By April 22, 2020Commentary

A bit of a scary paper.  Flu viruses mutate a lot.  Coronaviruses are generally more stable, but do mutate regularly.  A Chinese team examined genetic differences in the viruses that affected a group of patients.  Unfortunately they found that there were meaningful variations in some of the genes that impact infectiousness.  So, mutation to more deadly strains is not out of the realm of possibility.  (Medrxiv Paper)

The next paper uses information on health condition characteristics that make patients more vulnerable to coronavirus infection and illness to make updated estimates of coronavirus threat.  (Medrxiv Paper)    The researchers examined a number of countries, looking at age bands and known prevalence of certain conditions that are linked to greater risk of serious coronavirus.  They estimated that about 22% of the global population is at some greater risk if they become infected because they have one of the conditions, around 6% have 2 or more of the conditions.  Countries with older populations have larger percents at risk.  For most of these people, the risk is only slightly elevated, but this kind of research can help shape policies about what sub-populations need special protection.

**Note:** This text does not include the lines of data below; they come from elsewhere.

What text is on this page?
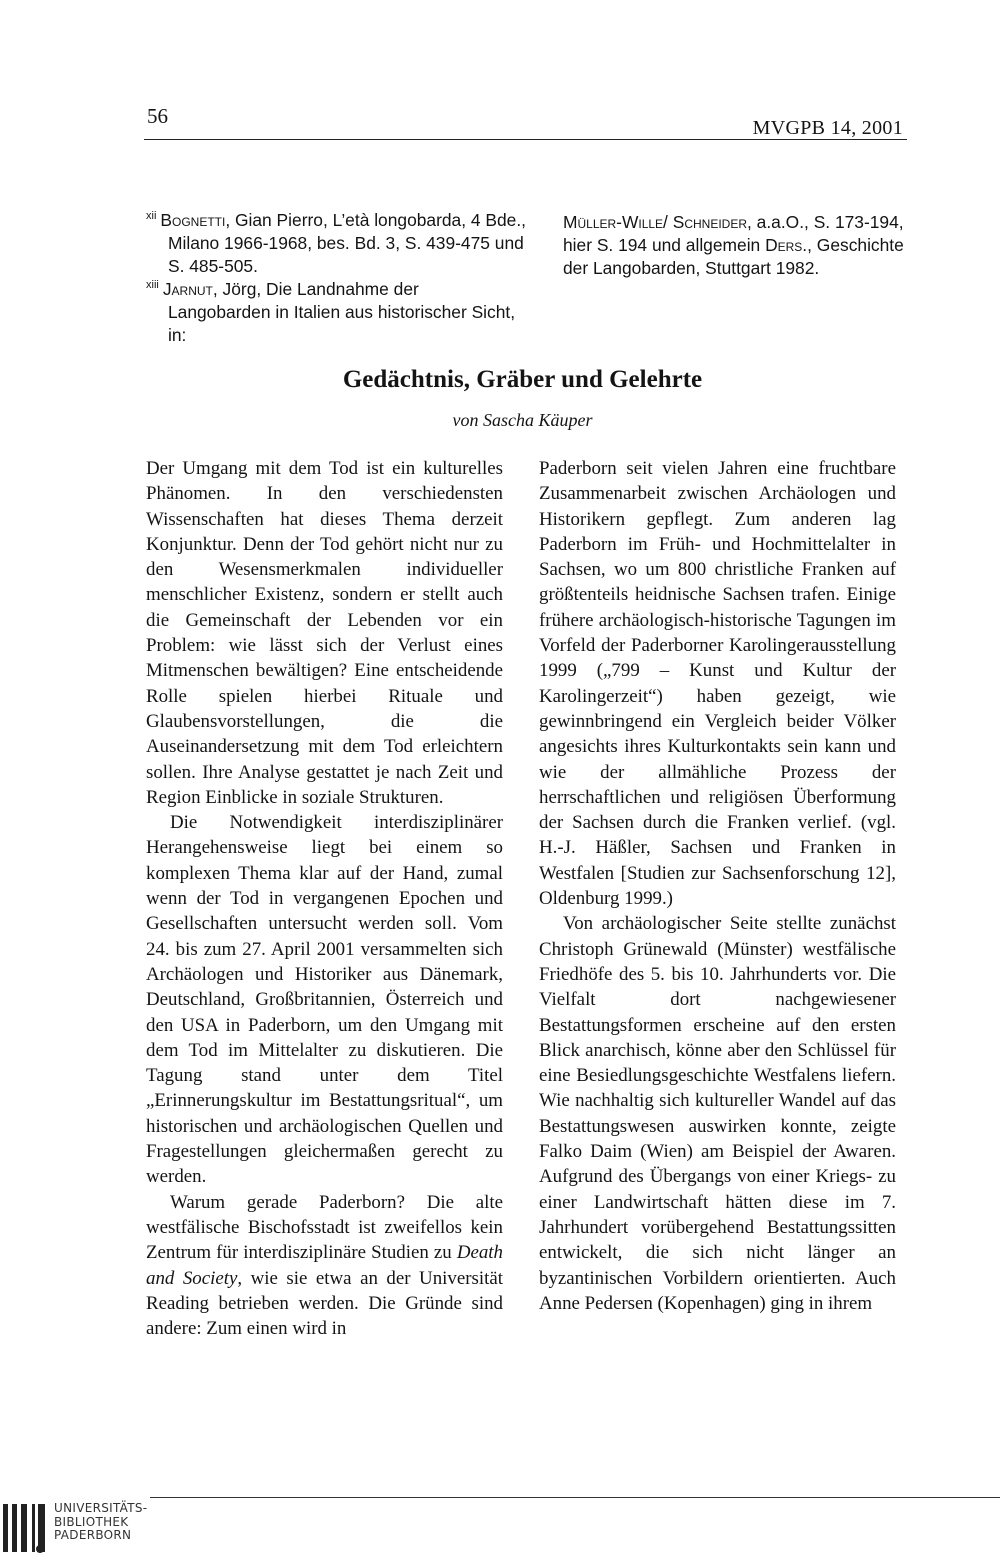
56	MVGPB 14, 2001

$^{xii}$ Bognetti, Gian Pierro, L’età longobarda, 4 Bde., Milano 1966-1968, bes. Bd. 3, S. 439-475 und S. 485-505.

$^{xiii}$ Jarnut, Jörg, Die Landnahme der Langobarden in Italien aus historischer Sicht, in:

Müller-Wille/ Schneider, a.a.O., S. 173-194, hier S. 194 und allgemein Ders., Geschichte der Langobarden, Stuttgart 1982.

Gedächtnis, Gräber und Gelehrte
von Sascha Käuper

Der Umgang mit dem Tod ist ein kulturelles Phänomen. In den verschiedensten Wissenschaften hat dieses Thema derzeit Konjunktur. Denn der Tod gehört nicht nur zu den Wesensmerkmalen individueller menschlicher Existenz, sondern er stellt auch die Gemeinschaft der Lebenden vor ein Problem: wie lässt sich der Verlust eines Mitmenschen bewältigen? Eine entscheidende Rolle spielen hierbei Rituale und Glaubensvorstellungen, die die Auseinandersetzung mit dem Tod erleichtern sollen. Ihre Analyse gestattet je nach Zeit und Region Einblicke in soziale Strukturen.

Die Notwendigkeit interdisziplinärer Herangehensweise liegt bei einem so komplexen Thema klar auf der Hand, zumal wenn der Tod in vergangenen Epochen und Gesellschaften untersucht werden soll. Vom 24. bis zum 27. April 2001 versammelten sich Archäologen und Historiker aus Dänemark, Deutschland, Großbritannien, Österreich und den USA in Paderborn, um den Umgang mit dem Tod im Mittelalter zu diskutieren. Die Tagung stand unter dem Titel „Erinnerungskultur im Bestattungsritual“, um historischen und archäologischen Quellen und Fragestellungen gleichermaßen gerecht zu werden.

Warum gerade Paderborn? Die alte westfälische Bischofsstadt ist zweifellos kein Zentrum für interdisziplinäre Studien zu Death and Society, wie sie etwa an der Universität Reading betrieben werden. Die Gründe sind andere: Zum einen wird in

Paderborn seit vielen Jahren eine fruchtbare Zusammenarbeit zwischen Archäologen und Historikern gepflegt. Zum anderen lag Paderborn im Früh- und Hochmittelalter in Sachsen, wo um 800 christliche Franken auf größtenteils heidnische Sachsen trafen. Einige frühere archäologisch-historische Tagungen im Vorfeld der Paderborner Karolingerausstellung 1999 („799 – Kunst und Kultur der Karolingerzeit“) haben gezeigt, wie gewinnbringend ein Vergleich beider Völker angesichts ihres Kulturkontakts sein kann und wie der allmähliche Prozess der herrschaftlichen und religiösen Überformung der Sachsen durch die Franken verlief. (vgl. H.-J. Häßler, Sachsen und Franken in Westfalen [Studien zur Sachsenforschung 12], Oldenburg 1999.)

Von archäologischer Seite stellte zunächst Christoph Grünewald (Münster) westfälische Friedhöfe des 5. bis 10. Jahrhunderts vor. Die Vielfalt dort nachgewiesener Bestattungsformen erscheine auf den ersten Blick anarchisch, könne aber den Schlüssel für eine Besiedlungsgeschichte Westfalens liefern. Wie nachhaltig sich kultureller Wandel auf das Bestattungswesen auswirken konnte, zeigte Falko Daim (Wien) am Beispiel der Awaren. Aufgrund des Übergangs von einer Kriegs- zu einer Landwirtschaft hätten diese im 7. Jahrhundert vorübergehend Bestattungssitten entwickelt, die sich nicht länger an byzantinischen Vorbildern orientierten. Auch Anne Pedersen (Kopenhagen) ging in ihrem

UNIVERSITÄTS-
BIBLIOTHEK
PADERBORN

The next paper talks about a different way to estimate risk of death.  (Medrxiv Paper)   The researchers used data from the province of Ontario to estimate individual risks of dying from coronavirus.  They used age and sex as variables to model risk once you had a confirmed diagnosis.  From January 1 to April 15, Ontario had about 8500 confirmed cases; of which 385 people had died, 3902 recovered and the remainder were still in the disease process.  Due to missing data only about 8400 cases were used in the analysis.  Instead of calculating mortality as a percent of confirmed cases, the researchers calculated the mortality risk to individuals.  The case fatality rate as traditionally calculated was 4.5%.  The researchers calculated it as 3.1%.   The biggest difference was in the 70 to 79 age group and the 80-89 group.  The risk of death rose steadily with age. People under 40 had no risk of death.  Males had a higher risk than females in every age cohort.